Sun, Dec 14, 2003 - Page 11 News List

GM likely to overcome its pension deficit

NY TIMES NEWS SERVICE , NEW YORK

General Motors said on Friday that it stood a good chance of ending the year with its pension plans for American employees fully financed, after beginning the year with the biggest deficit of any company.

While the rising stock market helped GM's pension funds, the company accomplished this feat mostly by taking extraordinary measures to raise cash for the funds. It is contributing much of the US$17.5 billion raised in an unusual bond offering earlier in the year. In addition, GM is infusing US$4.1 billion from the sale of its Hughes Electronics unit to the News Corp, a deal it expects to complete soon.

Many other large companies continue to cope with pension deficits. Because several years of data are used in pension fund calculations, some of these companies will probably have to make big cash contributions in the coming year. Even if stock prices continue to rise, they will still be incorporating the effects of adverse market conditions over the last few years.

But John Devine, GM's vice chairman and chief financial officer, said on Friday that he believed GM's experience showed that most companies could find ways to keep their pension obligations under control, and would do so voluntarily. Congress and the Bush administration should therefore abstain from far-reaching changes in the pension laws, he said.

"We don't believe the wholesale reform of pension rules is necessary," Devine said in a conference call with securities analysts and the media.

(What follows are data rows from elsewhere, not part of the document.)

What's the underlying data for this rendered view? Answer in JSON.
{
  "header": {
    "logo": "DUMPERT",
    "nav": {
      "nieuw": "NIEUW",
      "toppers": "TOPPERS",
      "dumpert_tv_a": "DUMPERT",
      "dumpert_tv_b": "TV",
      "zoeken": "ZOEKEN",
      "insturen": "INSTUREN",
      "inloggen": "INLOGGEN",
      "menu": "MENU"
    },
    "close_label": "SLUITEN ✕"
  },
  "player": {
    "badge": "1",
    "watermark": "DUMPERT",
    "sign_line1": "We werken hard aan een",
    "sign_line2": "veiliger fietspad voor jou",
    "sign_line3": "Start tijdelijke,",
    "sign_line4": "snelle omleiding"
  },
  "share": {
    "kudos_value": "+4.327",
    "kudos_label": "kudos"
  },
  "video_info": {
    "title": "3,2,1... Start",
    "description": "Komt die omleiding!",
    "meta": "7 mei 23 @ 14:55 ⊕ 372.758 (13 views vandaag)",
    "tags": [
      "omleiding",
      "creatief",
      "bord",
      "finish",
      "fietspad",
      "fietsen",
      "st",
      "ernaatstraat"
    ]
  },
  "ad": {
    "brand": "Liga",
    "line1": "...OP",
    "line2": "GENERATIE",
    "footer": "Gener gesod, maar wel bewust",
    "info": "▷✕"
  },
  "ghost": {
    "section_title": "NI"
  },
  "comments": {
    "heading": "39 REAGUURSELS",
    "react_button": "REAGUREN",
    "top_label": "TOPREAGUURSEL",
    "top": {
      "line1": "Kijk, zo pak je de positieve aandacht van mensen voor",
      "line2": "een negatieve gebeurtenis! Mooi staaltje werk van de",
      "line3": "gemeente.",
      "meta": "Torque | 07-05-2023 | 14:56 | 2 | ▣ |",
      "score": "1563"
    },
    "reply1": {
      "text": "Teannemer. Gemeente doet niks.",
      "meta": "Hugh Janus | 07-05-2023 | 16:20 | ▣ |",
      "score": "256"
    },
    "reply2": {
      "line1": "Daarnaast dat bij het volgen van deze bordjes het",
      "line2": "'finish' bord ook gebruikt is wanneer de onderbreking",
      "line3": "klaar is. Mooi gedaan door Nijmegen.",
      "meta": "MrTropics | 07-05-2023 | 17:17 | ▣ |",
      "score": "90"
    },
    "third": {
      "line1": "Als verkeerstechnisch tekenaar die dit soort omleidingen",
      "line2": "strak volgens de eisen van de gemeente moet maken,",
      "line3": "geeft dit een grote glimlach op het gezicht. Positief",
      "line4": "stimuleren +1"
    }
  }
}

The last three years have been the worst for America's corporate pension funds in the postwar era, and business groups and the Bush administration have been discussing a variety of possible changes in the pension laws. GM's pension funds have been closely watched, because they had a shortfall of almost US$19 billion at the beginning of the year -- by far the largest deficit in the private sector.

Bush administration officials have advocated tightening the pension laws, but Devine and other GM executives said that they favored modest changes, and that demands to shore up company pension funds would hurt the competitive position of American business.

"Frankly, if we make a wholesale reform, it could be a step backward," he said.

Some companies, like certain large airlines and old-line manufacturers, cannot afford to make pension contributions. GM has put US$14.4 billion of the total bond proceeds into its US pension funds, according to a report supplied by the company. That, combined with the anticipated US$4.1 billion from the sale of Hughes, would make a total pension contribution of US$18.5 billion for the year. The contribution did not affect GM's executive pension plans or its pension obligations to workers outside the US, officials said.

The US$18.5 billion contributions would have been more than enough to close the US$17.8 billion shortfall the American plans had at the beginning of the year, but several factors added to GM's pension obligations over the course of the year, according to the company. Its workers built up their future benefits by about US$6 billion, a new labor contract with the United Auto Workers added US$2.1 billion in obligations, and interest rates fell, increasing obligations. GM succeeded in closing those gaps by achieving an 18 percent return on its pension assets, which added US$10.8 billion in investment income.